Below is a safe Hanami-style implementation using Hmac Signatures with OpenSSL and ActiveSupport’s secure utilities:
module Web::Auth::HmacSignature
ALGORITHM = 'sha256'
TIMESTAMP_TOLERANCE = 300 # 5 minutes in seconds
def self.verify(request_secret, received_signature, http_method, path, timestamp, body)
# 1) Normalize and build the string to sign exactly as the sender did
data_to_sign = [http_method.upcase, path, timestamp, body].join("\n")
# 2) Reject if timestamp is outside allowed window
request_time = Time.at(timestamp.to_i)
now = Time.now.utc
if (now - request_time).abs > TIMESTAMP_TOLERANCE
raise Errors::InvalidSignature, 'timestamp expired'
end
# 3) Compute expected signature using the shared secret
expected = OpenSSL::HMAC.hexdigest(ALGORITHM, request_secret, data_to_sign)
# 4) Constant-time comparison to prevent Bleichenbacher-style oracle
unless ActiveSupport::SecurityUtils.secure_compare(expected, received_signature.to_s)
raise Errors::InvalidSignature, 'invalid signature'
end
# If we reach here, signature and timestamp are valid
true
rescue => e
# Log for monitoring but return a generic failure to the caller
Hanami.logger.warn("Signature verification failed: #{e.message}")
false
end
end
Usage in a Hanami controller:
class Web::Controllers::Webhooks::Receive < Hanami::Action
def call(params)
request_secret = ENV.fetch('HMAC_SHARED_SECRET')
received_signature = request.headers['X-API-Signature']

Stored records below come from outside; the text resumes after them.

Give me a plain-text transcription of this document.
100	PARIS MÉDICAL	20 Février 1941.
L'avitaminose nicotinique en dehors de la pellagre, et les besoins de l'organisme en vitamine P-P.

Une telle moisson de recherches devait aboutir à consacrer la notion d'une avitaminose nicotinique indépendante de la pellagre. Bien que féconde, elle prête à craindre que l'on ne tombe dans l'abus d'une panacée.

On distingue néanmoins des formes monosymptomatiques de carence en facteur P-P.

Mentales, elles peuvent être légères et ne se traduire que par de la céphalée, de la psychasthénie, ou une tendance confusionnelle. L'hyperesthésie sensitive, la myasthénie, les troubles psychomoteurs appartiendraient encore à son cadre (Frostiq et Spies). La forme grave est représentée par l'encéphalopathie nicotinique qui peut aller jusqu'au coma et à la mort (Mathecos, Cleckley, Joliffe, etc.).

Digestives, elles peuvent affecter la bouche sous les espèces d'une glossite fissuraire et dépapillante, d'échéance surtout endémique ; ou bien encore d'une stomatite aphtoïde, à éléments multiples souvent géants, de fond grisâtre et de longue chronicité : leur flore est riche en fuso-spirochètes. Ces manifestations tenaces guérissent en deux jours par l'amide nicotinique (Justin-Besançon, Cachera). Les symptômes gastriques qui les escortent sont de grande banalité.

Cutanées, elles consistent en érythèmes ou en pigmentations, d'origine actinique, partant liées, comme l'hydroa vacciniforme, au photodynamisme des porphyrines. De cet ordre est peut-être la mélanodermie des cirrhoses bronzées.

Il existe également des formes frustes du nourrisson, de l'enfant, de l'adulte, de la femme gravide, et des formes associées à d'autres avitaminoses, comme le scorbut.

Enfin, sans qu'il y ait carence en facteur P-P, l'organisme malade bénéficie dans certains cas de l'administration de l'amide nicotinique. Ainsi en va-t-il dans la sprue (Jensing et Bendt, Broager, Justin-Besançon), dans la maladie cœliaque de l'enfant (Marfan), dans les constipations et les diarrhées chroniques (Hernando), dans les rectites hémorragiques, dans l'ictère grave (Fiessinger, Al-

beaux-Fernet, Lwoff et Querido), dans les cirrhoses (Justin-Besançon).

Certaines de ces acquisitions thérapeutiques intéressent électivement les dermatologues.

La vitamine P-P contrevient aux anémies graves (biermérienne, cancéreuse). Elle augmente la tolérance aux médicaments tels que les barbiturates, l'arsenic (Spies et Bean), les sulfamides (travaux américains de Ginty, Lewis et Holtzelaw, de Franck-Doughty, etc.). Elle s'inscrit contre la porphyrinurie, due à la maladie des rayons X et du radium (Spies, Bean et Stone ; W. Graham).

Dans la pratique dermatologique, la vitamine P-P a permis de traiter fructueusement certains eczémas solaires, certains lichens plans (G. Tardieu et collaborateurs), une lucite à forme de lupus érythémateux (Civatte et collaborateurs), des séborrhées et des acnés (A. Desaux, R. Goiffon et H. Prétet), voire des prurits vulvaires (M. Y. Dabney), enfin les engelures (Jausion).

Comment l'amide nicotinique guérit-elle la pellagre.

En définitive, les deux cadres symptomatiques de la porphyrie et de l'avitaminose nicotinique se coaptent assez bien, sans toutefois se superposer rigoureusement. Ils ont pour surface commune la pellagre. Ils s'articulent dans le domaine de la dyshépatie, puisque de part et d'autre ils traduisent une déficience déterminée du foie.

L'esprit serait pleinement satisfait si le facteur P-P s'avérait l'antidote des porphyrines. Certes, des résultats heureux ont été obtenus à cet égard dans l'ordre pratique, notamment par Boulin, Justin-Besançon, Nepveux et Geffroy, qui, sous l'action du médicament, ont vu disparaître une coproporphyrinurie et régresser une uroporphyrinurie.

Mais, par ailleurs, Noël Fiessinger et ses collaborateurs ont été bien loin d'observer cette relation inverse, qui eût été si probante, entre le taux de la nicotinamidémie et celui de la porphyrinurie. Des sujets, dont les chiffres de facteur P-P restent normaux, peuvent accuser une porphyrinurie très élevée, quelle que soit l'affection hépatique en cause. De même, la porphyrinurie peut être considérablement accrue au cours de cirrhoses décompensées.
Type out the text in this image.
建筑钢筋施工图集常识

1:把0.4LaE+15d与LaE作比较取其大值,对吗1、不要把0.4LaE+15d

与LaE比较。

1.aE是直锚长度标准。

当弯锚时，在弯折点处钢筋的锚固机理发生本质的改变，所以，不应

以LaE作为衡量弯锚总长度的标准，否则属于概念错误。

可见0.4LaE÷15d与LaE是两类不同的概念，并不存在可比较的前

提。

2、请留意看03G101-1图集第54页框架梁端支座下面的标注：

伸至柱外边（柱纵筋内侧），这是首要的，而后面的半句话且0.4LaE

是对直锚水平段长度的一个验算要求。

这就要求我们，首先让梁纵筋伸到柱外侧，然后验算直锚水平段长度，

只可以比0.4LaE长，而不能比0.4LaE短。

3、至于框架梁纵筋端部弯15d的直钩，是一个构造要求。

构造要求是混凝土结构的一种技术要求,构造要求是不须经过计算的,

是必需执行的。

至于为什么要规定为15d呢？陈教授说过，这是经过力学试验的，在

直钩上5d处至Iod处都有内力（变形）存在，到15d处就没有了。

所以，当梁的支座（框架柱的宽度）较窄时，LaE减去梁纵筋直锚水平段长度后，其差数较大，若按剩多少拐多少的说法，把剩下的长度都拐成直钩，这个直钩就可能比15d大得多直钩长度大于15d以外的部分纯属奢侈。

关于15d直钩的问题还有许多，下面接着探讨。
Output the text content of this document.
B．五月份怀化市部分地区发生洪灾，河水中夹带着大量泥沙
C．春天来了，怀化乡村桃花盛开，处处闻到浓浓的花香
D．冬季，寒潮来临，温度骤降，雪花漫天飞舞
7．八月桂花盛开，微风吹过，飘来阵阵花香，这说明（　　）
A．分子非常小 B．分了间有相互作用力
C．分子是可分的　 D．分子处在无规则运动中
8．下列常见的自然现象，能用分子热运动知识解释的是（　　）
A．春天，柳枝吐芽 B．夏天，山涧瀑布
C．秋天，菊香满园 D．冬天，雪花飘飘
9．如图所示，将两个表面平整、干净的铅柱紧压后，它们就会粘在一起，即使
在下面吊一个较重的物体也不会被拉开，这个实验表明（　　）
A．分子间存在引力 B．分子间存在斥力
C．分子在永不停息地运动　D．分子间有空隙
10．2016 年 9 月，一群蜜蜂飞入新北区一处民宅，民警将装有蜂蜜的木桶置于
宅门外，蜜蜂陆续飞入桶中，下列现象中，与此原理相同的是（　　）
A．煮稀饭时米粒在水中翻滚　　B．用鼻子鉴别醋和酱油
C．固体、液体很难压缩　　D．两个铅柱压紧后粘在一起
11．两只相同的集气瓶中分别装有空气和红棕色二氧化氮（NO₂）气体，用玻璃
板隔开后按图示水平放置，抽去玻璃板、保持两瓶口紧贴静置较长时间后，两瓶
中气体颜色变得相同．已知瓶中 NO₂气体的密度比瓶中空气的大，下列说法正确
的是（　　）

http_method = request.request_method
path = request.path
timestamp = request.headers['X-API-Timestamp']
body = request.body.read
if Web::Auth::HmacSignature.verify(request_secret, received_signature, http_method, path, timestamp, body)
# process the webhook
else
halt 401, { error: 'unauthorized' }.to_json
end
end
end
Additional hardening recommendations:
- Enforce a strict timestamp window and reject requests with timestamps too far in the past or future.
- Use a per-request nonce or include a digest of the body to prevent replay attacks.
- Ensure errors from the verification routine are uniform and do not indicate whether the timestamp, signature, or other fields were incorrect.
- Rotate the Hmac shared secret periodically and store it securely (e.g., environment variables or a secrets manager).
These steps mitigate Bleichenbacher-style adaptive oracle attacks by removing timing leaks and distinguishing error paths, making it infeasible to recover the Hmac key through repeated requests.